Game 6: Nationals 4, Mets 0

 

The Washington Nationals’ 4-0 win over the New York Mets today was like a Clint Eastwood movie. It had moments that were good, umpiring that was bad, and hitting with runners in scoring position that was just plain ugly.

Yet, somehow, the game was beautiful.

 

Apr. 11, 2012; Flushing, NY, USA; Washington Nationals starting pitcher

The beauty of Stephen Strasburg, without a full season in the major leagues, battling through an inability to locate his fastball and frustration over home plate umpire Larry Vanover’s first tiny, then wildly inconsistent strike zone. He displayed the patience and guile of a veteran, working out of jams in the first and sixth innings to pitch six shutout innings with nine strikeouts. He threw 108 pitches, a huge workload this early in the season. His next start in five days will bear close scrutiny to see how his arm recovers.

Also beautiful is the Nationals heading into tomorrow afternoon’s home opener with a 4-2 record after a season-opening winning road trip. Victorious multi-city trips have been as rare as snow in April for Washington over the past eight years.

 

Larry Vanover's inconsistent strike zone baffled both teams and led to New York manager Terry Collins' ejection. Mandatory Credit: Jason O. Watson-US PRESSWIRE

Nationals’ relievers Ryan Mattheus, Sean Burnett, and Henry Rodriguez pitched an inning apiece and preserved Strasburg’s shutout and first victory of 2012. Each had two strikeouts, giving Nationals pitchers 15 for the game. It appears the days when the Nationals had nothing but soft tossers on the staff are in the past. For the series, Nats’ pitchers earned 32 strikeouts.

Offensively, the Nationals today looked like the 1959 Chicago White Sox, otherwise known as the “Hitless Wonders.” They scored four runs on a wild pitch, a groundout, and two bases loaded walks. Washington put 19 men on base and, somehow, only scored those four times.

Continuing a disturbing trend from last season, the Nationals went 1-14 with runners in scoring position. For the series, the Nats went 7-36 (.194). Of those 29 outs, nine were strikeouts. Two other times, the Nationals hit into double plays, albeit one was a Xavier Nady line drive. For their part, the Mets went 0-6 with runners in scoring position today.

Nevertheless, though ugly at times, the Nationals’ winning road trip should result in an enthusiastic crowd to welcome baseball back to Washington tomorrow afternoon in the club’s home opener.
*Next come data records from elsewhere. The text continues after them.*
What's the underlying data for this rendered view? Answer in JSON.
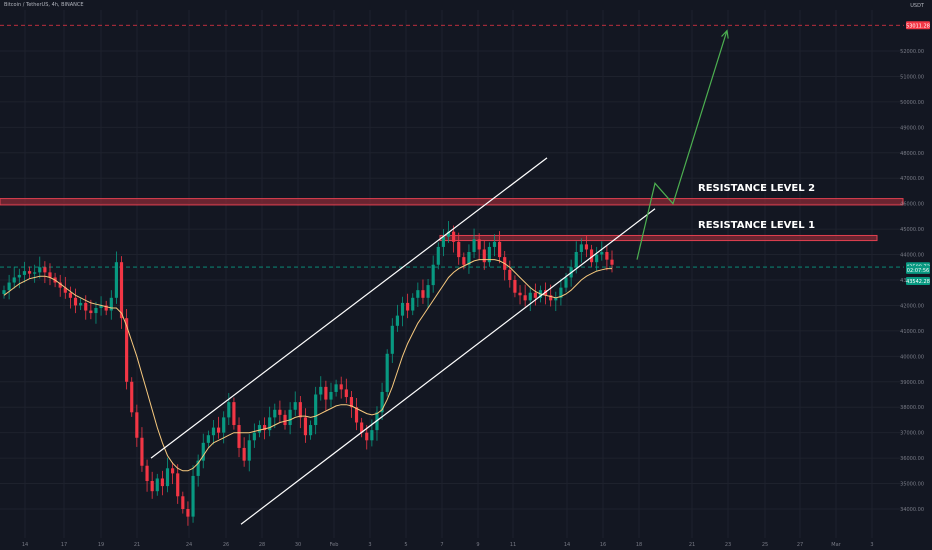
{
  "header": {
    "symbol_info": "Bitcoin / TetherUS, 4h, BINANCE",
    "currency": "USDT"
  },
  "chart_data": {
    "type": "candlestick",
    "price_axis": {
      "ticks": [
        34000,
        35000,
        36000,
        37000,
        38000,
        39000,
        40000,
        41000,
        42000,
        43000,
        44000,
        45000,
        46000,
        47000,
        48000,
        49000,
        50000,
        51000,
        52000
      ],
      "ylim": [
        33000,
        53600
      ]
    },
    "time_axis": {
      "ticks": [
        "14",
        "17",
        "19",
        "21",
        "24",
        "26",
        "28",
        "30",
        "Feb",
        "3",
        "5",
        "7",
        "9",
        "11",
        "14",
        "16",
        "18",
        "21",
        "23",
        "25",
        "27",
        "Mar",
        "3"
      ]
    },
    "price_tags": [
      {
        "label": "53011.28",
        "price": 53011.28,
        "color": "#f23645"
      },
      {
        "label": "43508.72",
        "price": 43540,
        "color": "#089981"
      },
      {
        "label": "02:07:56",
        "price": 43400,
        "color": "#089981"
      },
      {
        "label": "43542.28",
        "price": 42960,
        "color": "#089981"
      }
    ],
    "reference_lines": [
      {
        "price": 53011.28,
        "color": "#f23645",
        "style": "dashed"
      },
      {
        "price": 43508.72,
        "color": "#089981",
        "style": "dashed"
      }
    ],
    "candles_close": [
      42600,
      42900,
      43100,
      43200,
      43350,
      43250,
      43300,
      43500,
      43300,
      43100,
      42900,
      42700,
      42500,
      42300,
      42000,
      42100,
      41800,
      41700,
      41900,
      42000,
      41800,
      42300,
      43700,
      41500,
      39000,
      37800,
      36800,
      35700,
      35100,
      34700,
      35200,
      34900,
      35600,
      35400,
      34500,
      34000,
      33700,
      35300,
      35900,
      36600,
      36900,
      37200,
      37000,
      37600,
      38200,
      37300,
      36400,
      35900,
      36700,
      37000,
      37300,
      37100,
      37600,
      37900,
      37700,
      37300,
      37900,
      38200,
      37600,
      36900,
      37300,
      38500,
      38800,
      38300,
      38600,
      38900,
      38700,
      38400,
      38000,
      37400,
      37000,
      36700,
      37100,
      37800,
      38600,
      40100,
      41200,
      41600,
      42100,
      41800,
      42300,
      42600,
      42300,
      42800,
      43600,
      44300,
      44700,
      44900,
      44500,
      43900,
      43600,
      44100,
      44600,
      44200,
      43700,
      44300,
      44500,
      43900,
      43400,
      43000,
      42500,
      42400,
      42200,
      42500,
      42300,
      42600,
      42400,
      42200,
      42300,
      42700,
      43100,
      43500,
      44100,
      44400,
      44200,
      43700,
      44000,
      44100,
      43800,
      43600
    ],
    "candles_open_ref": "previous close",
    "moving_average": {
      "color": "#f7c97e",
      "values": [
        42400,
        42550,
        42700,
        42850,
        42950,
        43050,
        43100,
        43150,
        43150,
        43100,
        43000,
        42850,
        42700,
        42550,
        42400,
        42300,
        42200,
        42100,
        42050,
        42000,
        41950,
        41900,
        41900,
        41700,
        41200,
        40600,
        40000,
        39300,
        38600,
        37900,
        37200,
        36600,
        36100,
        35800,
        35600,
        35500,
        35500,
        35600,
        35800,
        36100,
        36400,
        36600,
        36700,
        36800,
        36900,
        37000,
        37000,
        37000,
        37000,
        37050,
        37100,
        37150,
        37200,
        37300,
        37400,
        37450,
        37500,
        37600,
        37650,
        37650,
        37600,
        37650,
        37750,
        37850,
        37950,
        38050,
        38100,
        38100,
        38050,
        37950,
        37850,
        37750,
        37700,
        37750,
        37900,
        38300,
        38800,
        39400,
        40000,
        40500,
        40900,
        41300,
        41600,
        41900,
        42200,
        42500,
        42800,
        43100,
        43300,
        43450,
        43550,
        43650,
        43750,
        43800,
        43800,
        43800,
        43800,
        43750,
        43650,
        43500,
        43300,
        43100,
        42900,
        42700,
        42550,
        42450,
        42400,
        42350,
        42300,
        42350,
        42450,
        42600,
        42800,
        43000,
        43150,
        43250,
        43350,
        43400,
        43450,
        43450
      ]
    },
    "channel": {
      "upper": [
        {
          "date": "Jan 21",
          "price": 36000
        },
        {
          "date": "Feb 12",
          "price": 47800
        }
      ],
      "lower": [
        {
          "date": "Jan 26",
          "price": 33400
        },
        {
          "date": "Feb 18",
          "price": 45800
        }
      ],
      "color": "#ffffff"
    },
    "projection": {
      "color": "#4caf50",
      "points": [
        {
          "date": "Feb 17",
          "price": 43800
        },
        {
          "date": "Feb 18",
          "price": 46800
        },
        {
          "date": "Feb 19",
          "price": 46000
        },
        {
          "date": "Feb 22",
          "price": 52800
        }
      ]
    },
    "zones": [
      {
        "label": "RESISTANCE LEVEL 2",
        "top": 46200,
        "bottom": 45950,
        "color": "#b2303d"
      },
      {
        "label": "RESISTANCE  LEVEL 1",
        "top": 44750,
        "bottom": 44550,
        "color": "#b2303d"
      }
    ],
    "colors": {
      "up": "#089981",
      "down": "#f23645",
      "background": "#131722"
    }
  }
}
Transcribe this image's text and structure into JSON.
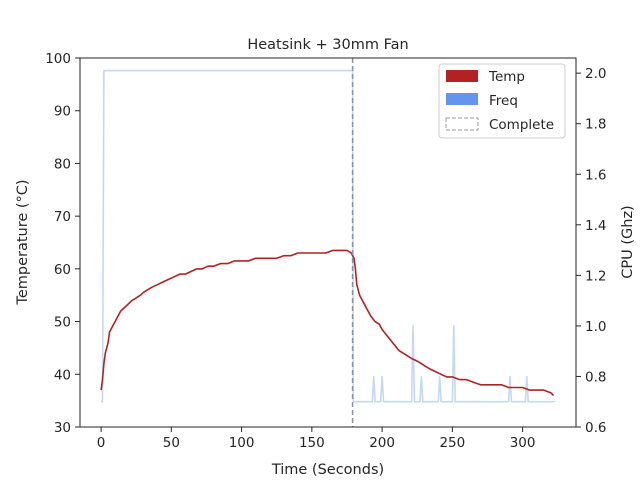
{
  "chart_data": {
    "type": "line",
    "title": "Heatsink + 30mm Fan",
    "xlabel": "Time (Seconds)",
    "ylabel_left": "Temperature (°C)",
    "ylabel_right": "CPU (Ghz)",
    "xlim": [
      -15,
      338
    ],
    "ylim_left": [
      30,
      100
    ],
    "ylim_right": [
      0.6,
      2.06
    ],
    "x_ticks": [
      0,
      50,
      100,
      150,
      200,
      250,
      300
    ],
    "y_ticks_left": [
      30,
      40,
      50,
      60,
      70,
      80,
      90,
      100
    ],
    "y_ticks_right": [
      "0.6",
      "0.8",
      "1.0",
      "1.2",
      "1.4",
      "1.6",
      "1.8",
      "2.0"
    ],
    "grid": false,
    "legend": {
      "position": "top-right",
      "entries": [
        {
          "label": "Temp",
          "kind": "patch",
          "color": "#b22222"
        },
        {
          "label": "Freq",
          "kind": "patch",
          "color": "#6495ed"
        },
        {
          "label": "Complete",
          "kind": "dashed",
          "color": "#999999"
        }
      ]
    },
    "complete_marker": {
      "x": 179,
      "color": "#8a93a6"
    },
    "series": [
      {
        "name": "Temp",
        "axis": "left",
        "color": "#b22222",
        "points": [
          [
            0,
            37
          ],
          [
            1,
            39
          ],
          [
            2,
            42
          ],
          [
            3,
            44
          ],
          [
            4,
            45
          ],
          [
            5,
            46
          ],
          [
            6,
            48
          ],
          [
            8,
            49
          ],
          [
            10,
            50
          ],
          [
            12,
            51
          ],
          [
            14,
            52
          ],
          [
            16,
            52.5
          ],
          [
            18,
            53
          ],
          [
            20,
            53.5
          ],
          [
            22,
            54
          ],
          [
            25,
            54.5
          ],
          [
            28,
            55
          ],
          [
            30,
            55.5
          ],
          [
            33,
            56
          ],
          [
            36,
            56.5
          ],
          [
            40,
            57
          ],
          [
            44,
            57.5
          ],
          [
            48,
            58
          ],
          [
            52,
            58.5
          ],
          [
            56,
            59
          ],
          [
            60,
            59
          ],
          [
            64,
            59.5
          ],
          [
            68,
            60
          ],
          [
            72,
            60
          ],
          [
            76,
            60.5
          ],
          [
            80,
            60.5
          ],
          [
            85,
            61
          ],
          [
            90,
            61
          ],
          [
            95,
            61.5
          ],
          [
            100,
            61.5
          ],
          [
            105,
            61.5
          ],
          [
            110,
            62
          ],
          [
            115,
            62
          ],
          [
            120,
            62
          ],
          [
            125,
            62
          ],
          [
            130,
            62.5
          ],
          [
            135,
            62.5
          ],
          [
            140,
            63
          ],
          [
            145,
            63
          ],
          [
            150,
            63
          ],
          [
            155,
            63
          ],
          [
            160,
            63
          ],
          [
            165,
            63.5
          ],
          [
            170,
            63.5
          ],
          [
            175,
            63.5
          ],
          [
            178,
            63
          ],
          [
            180,
            62
          ],
          [
            181,
            60
          ],
          [
            182,
            57
          ],
          [
            184,
            55
          ],
          [
            186,
            54
          ],
          [
            188,
            53
          ],
          [
            190,
            52
          ],
          [
            192,
            51
          ],
          [
            195,
            50
          ],
          [
            198,
            49.5
          ],
          [
            200,
            48.5
          ],
          [
            203,
            47.5
          ],
          [
            206,
            46.5
          ],
          [
            209,
            45.5
          ],
          [
            212,
            44.5
          ],
          [
            215,
            44
          ],
          [
            218,
            43.5
          ],
          [
            221,
            43
          ],
          [
            225,
            42.5
          ],
          [
            228,
            42
          ],
          [
            231,
            41.5
          ],
          [
            234,
            41
          ],
          [
            238,
            40.5
          ],
          [
            242,
            40
          ],
          [
            246,
            39.5
          ],
          [
            250,
            39.5
          ],
          [
            255,
            39
          ],
          [
            260,
            39
          ],
          [
            265,
            38.5
          ],
          [
            270,
            38
          ],
          [
            275,
            38
          ],
          [
            280,
            38
          ],
          [
            285,
            38
          ],
          [
            290,
            37.5
          ],
          [
            295,
            37.5
          ],
          [
            300,
            37.5
          ],
          [
            305,
            37
          ],
          [
            310,
            37
          ],
          [
            315,
            37
          ],
          [
            320,
            36.5
          ],
          [
            322,
            36
          ]
        ]
      },
      {
        "name": "Freq",
        "axis": "right",
        "color": "#c5d8f2",
        "points": [
          [
            0,
            0.7
          ],
          [
            1,
            0.7
          ],
          [
            2,
            2.01
          ],
          [
            179,
            2.01
          ],
          [
            179.5,
            0.7
          ],
          [
            193,
            0.7
          ],
          [
            194,
            0.8
          ],
          [
            195,
            0.7
          ],
          [
            199,
            0.7
          ],
          [
            200,
            0.8
          ],
          [
            201,
            0.7
          ],
          [
            221,
            0.7
          ],
          [
            222,
            1.0
          ],
          [
            223,
            0.7
          ],
          [
            227,
            0.7
          ],
          [
            228,
            0.8
          ],
          [
            229,
            0.7
          ],
          [
            240,
            0.7
          ],
          [
            241,
            0.8
          ],
          [
            242,
            0.7
          ],
          [
            250,
            0.7
          ],
          [
            251,
            1.0
          ],
          [
            252,
            0.7
          ],
          [
            290,
            0.7
          ],
          [
            291,
            0.8
          ],
          [
            292,
            0.7
          ],
          [
            302,
            0.7
          ],
          [
            303,
            0.8
          ],
          [
            304,
            0.7
          ],
          [
            323,
            0.7
          ]
        ]
      }
    ]
  }
}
Look for the moment Wilson Ramos is introduced to be especially noteworthy.

Champ of the Game: Strasburg, who battled for a veteran-like six shutout innings, keeping the Nationals in the lead.

For the Mets,  it was Johan Santana, who gave up one run (on a wild pitch) with eight strikeouts in five innings. His successful return is good news for New York, bad for the Nats and their NL East counterparts.

Chump of the Game: The Nationals’ hitters, who came up empty with multiple chances to blow the game open. Their patience in getting 10 walks, however, is a positive development as, in 2011, their free-swinging ways often killed rallies. If they can combine patience with a better performance with runners in scoring position, they will miss Michael Morse less (but they already miss the Beast’s bat in the line-up).

For the Mets, their bullpen gave up seven walks, turning a close game into a non-save situation for Rodriguez.

Vanover also deserves a “chump” rating for his unfathomable strike zone that nearly unglued Strasburg and confused hitter and pitcher alike the entire contest. Nationals’ radio team Charlie Slowes and Dave Jaegler suggested Vanover might want to review the tape of his uneven performance.

Unsung HeroesIan Desmond, who went 2-5 and continued his steady play in the field. Mark DeRosa, who got his first hit as a National to go with three walks.

Next game: The Home Opener! Thursday, vs. Cincinnati at expected-to-be sold out Nationals Park. Gio Gonzalez vs. Mat Latos. Game Time: 1:05 p.m.